Tout roule avec des mystères révoltants
De campagnes d’anciens temps ;
De donjons visités, de parcs importants :
C’est en ces bords qu’on entend
Les passions mortes des chevaliers errants :
Mais que salubre est le vent

Rimb., « La Rivière de Cassis » (mai 72)


Un dernier regard sur le soir tombant par-dessus la Moselle où les cygnes s’éloignent et les toits des Prémontrés qui semblent se lever plus terriblement par-dessus ces jours passés — il n’y aura pas de bilan et ce soir-là comme toujours il faudrait laisser les images venir seules dévorer les pensées : des près de vingt-cinq textes entendus en six jours à la Mousson d’été flottent en moi les débris à la dérive sur quoi je m’accroche et dans le flot qui emporte l’oubli ces fragments ruinés des naufrages me portent : de toutes ces images entendues, je garde celle du cadavre de ce chien éventré sur quoi un jeune garçon pleure sa lâcheté et son frère ; les hurlements de l’homme confiné « avalé par le néant » ; la rage terriblement juste des Riot grrrl soulevés de l’oubli dans les riffs queercore des guitares désaccordées ; le chant soudain qui doucement perce la nuit blanche pour la terrasser ; les lacs fendus malgré tout ; les Antigone terroristes et ses sœurs ; la solitude des Ulysse de ce monde ; les corps qui dansent sur Beyrouth ou dans l’Atlantique vaincue comme si c’était la seule manière de marcher quand la réalité s’effondre — quoi d’autres ? Si je savais.

Au plus profond de la nuit dans les couloirs de l’abbaye quand il faut rentrer, écrire : le bruit que font mes pas là-dedans parmi les rêves des moines encadavrés depuis longtemps — si le théâtre existe, c’est pour le rendre inapprochable et qu’il puisse nous donner le goût de la révolte contre lui, la soif d’émeutes plus lentes, de douceurs terribles.
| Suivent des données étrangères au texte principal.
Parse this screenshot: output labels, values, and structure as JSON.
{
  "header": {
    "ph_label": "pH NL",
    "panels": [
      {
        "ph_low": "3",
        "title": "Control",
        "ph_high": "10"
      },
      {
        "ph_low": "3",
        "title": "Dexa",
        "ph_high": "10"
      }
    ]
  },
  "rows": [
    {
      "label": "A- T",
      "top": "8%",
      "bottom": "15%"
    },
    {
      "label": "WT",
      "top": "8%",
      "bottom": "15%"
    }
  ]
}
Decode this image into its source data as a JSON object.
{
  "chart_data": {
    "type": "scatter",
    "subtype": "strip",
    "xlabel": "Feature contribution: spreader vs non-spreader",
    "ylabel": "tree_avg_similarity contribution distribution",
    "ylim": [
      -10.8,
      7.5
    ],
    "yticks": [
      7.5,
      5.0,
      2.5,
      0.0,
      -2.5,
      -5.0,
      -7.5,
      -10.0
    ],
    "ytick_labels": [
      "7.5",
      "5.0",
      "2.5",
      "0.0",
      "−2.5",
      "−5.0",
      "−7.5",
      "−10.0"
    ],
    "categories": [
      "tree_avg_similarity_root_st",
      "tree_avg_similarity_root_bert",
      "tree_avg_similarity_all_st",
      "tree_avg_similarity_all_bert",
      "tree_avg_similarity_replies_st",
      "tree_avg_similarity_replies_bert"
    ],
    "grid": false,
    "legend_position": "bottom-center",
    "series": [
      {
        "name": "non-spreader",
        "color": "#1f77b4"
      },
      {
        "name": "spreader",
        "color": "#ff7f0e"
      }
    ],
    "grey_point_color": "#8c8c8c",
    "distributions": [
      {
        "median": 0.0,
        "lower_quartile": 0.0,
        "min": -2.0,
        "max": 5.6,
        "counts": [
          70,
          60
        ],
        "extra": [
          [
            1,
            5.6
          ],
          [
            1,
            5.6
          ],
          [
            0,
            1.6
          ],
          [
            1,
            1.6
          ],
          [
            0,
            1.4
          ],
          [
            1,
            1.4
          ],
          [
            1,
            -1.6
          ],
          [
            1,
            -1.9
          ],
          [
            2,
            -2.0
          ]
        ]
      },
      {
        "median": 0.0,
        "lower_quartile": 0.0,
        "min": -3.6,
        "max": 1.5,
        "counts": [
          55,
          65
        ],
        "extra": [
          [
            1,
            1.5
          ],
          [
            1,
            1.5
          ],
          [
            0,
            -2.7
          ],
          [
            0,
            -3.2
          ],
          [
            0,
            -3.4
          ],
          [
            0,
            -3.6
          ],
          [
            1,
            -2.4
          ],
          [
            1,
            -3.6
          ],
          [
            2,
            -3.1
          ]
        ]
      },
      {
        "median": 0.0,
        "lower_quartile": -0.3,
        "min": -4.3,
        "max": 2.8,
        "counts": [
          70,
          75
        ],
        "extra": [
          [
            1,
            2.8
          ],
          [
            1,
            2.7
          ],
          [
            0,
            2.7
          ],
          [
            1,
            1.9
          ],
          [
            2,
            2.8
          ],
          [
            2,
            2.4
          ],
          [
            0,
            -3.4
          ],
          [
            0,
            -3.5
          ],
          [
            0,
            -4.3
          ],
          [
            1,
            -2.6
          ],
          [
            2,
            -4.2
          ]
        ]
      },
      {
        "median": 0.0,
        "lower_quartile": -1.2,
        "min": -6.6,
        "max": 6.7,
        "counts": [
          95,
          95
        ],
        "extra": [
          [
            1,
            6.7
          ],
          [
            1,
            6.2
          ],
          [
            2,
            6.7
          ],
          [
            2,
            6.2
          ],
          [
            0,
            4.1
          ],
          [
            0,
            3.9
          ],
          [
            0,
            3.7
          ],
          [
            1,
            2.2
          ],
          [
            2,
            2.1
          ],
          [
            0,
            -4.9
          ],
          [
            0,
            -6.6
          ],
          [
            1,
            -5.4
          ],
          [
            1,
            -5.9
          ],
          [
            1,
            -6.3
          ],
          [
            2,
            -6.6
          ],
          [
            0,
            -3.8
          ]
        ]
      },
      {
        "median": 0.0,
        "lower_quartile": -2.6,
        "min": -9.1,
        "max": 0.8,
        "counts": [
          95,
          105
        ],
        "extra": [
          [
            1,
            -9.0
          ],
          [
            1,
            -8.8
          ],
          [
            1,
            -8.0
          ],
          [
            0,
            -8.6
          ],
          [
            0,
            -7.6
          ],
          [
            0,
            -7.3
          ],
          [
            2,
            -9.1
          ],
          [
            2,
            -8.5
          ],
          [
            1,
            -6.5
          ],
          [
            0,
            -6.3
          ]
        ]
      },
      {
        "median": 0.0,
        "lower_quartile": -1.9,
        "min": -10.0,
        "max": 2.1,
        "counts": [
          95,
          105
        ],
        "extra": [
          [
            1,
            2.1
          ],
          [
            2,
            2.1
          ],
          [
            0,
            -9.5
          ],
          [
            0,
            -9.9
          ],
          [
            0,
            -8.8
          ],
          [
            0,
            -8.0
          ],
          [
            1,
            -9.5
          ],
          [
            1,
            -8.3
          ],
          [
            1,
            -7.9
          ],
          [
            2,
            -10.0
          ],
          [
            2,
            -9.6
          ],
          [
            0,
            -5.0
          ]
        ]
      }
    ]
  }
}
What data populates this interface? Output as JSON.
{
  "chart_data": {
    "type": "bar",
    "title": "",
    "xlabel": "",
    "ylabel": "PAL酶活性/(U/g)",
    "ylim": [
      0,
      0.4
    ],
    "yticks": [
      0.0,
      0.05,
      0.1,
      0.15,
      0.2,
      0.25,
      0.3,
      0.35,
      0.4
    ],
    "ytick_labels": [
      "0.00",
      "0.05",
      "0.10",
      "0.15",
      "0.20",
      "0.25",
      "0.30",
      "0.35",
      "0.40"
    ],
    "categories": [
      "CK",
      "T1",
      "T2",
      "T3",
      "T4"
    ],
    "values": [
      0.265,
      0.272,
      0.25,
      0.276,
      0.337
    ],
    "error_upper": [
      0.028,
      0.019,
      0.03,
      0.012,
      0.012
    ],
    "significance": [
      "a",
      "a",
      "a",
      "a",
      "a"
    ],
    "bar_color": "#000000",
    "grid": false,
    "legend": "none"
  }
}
J’aurai déposé mon ombre sur ces murs comme tant d’autres avant moi et c’est comme quand le théâtre commence : on prend la répétition pour le début du monde, on voudrait que rien ne soit plus jamais comme avant et c’est le cas : plus rien ne commencera plus jusqu’à la prochaine fois — qu’un poète s’avance et chante à la barbe de l’horreur, que la beauté fasse honte et soulève à la fois, que la fin vienne plus vite afin qu’on l’enjambe, qu’on se retrouve de l’autre côté ; je rentre dans ma chambre, j’ai encore oublié de fermer la fenêtre — le vent toute la journée s’est engouffré sur le draps défaits, les murs, la table de travail, a éparpillé les feuilles des pièces répandues en désordre désormais : je ne les remettrai pas dans l’ordre ; je m’allongerai dans le lit, la fenêtre encore ouverte, j’écouterai le vent raconter ses histoires de vent et j’aurai le sentiment qu’il s’approche à chaque instant et qu’il s’éloigne, je trouverai le sommeil quelque part entre l’approche et l’éloignement — chaque seconde achève l’autre : j’écris dans le train qui m’emporte loin de Pont-à-Mousson où quelques paroles là-bas traînent encore ; j’en ai ramassé tant que j’ai pu sur le sol et les murs, les bords du fleuve, dans les branches des tilleuls et des marronniers, je les ai enfoncées au fond de moi comme ces vêtements dans la valise, ses armes aberrantes qui serviront à en forger d’autres. Le soleil se couche cette fois sur Marseille.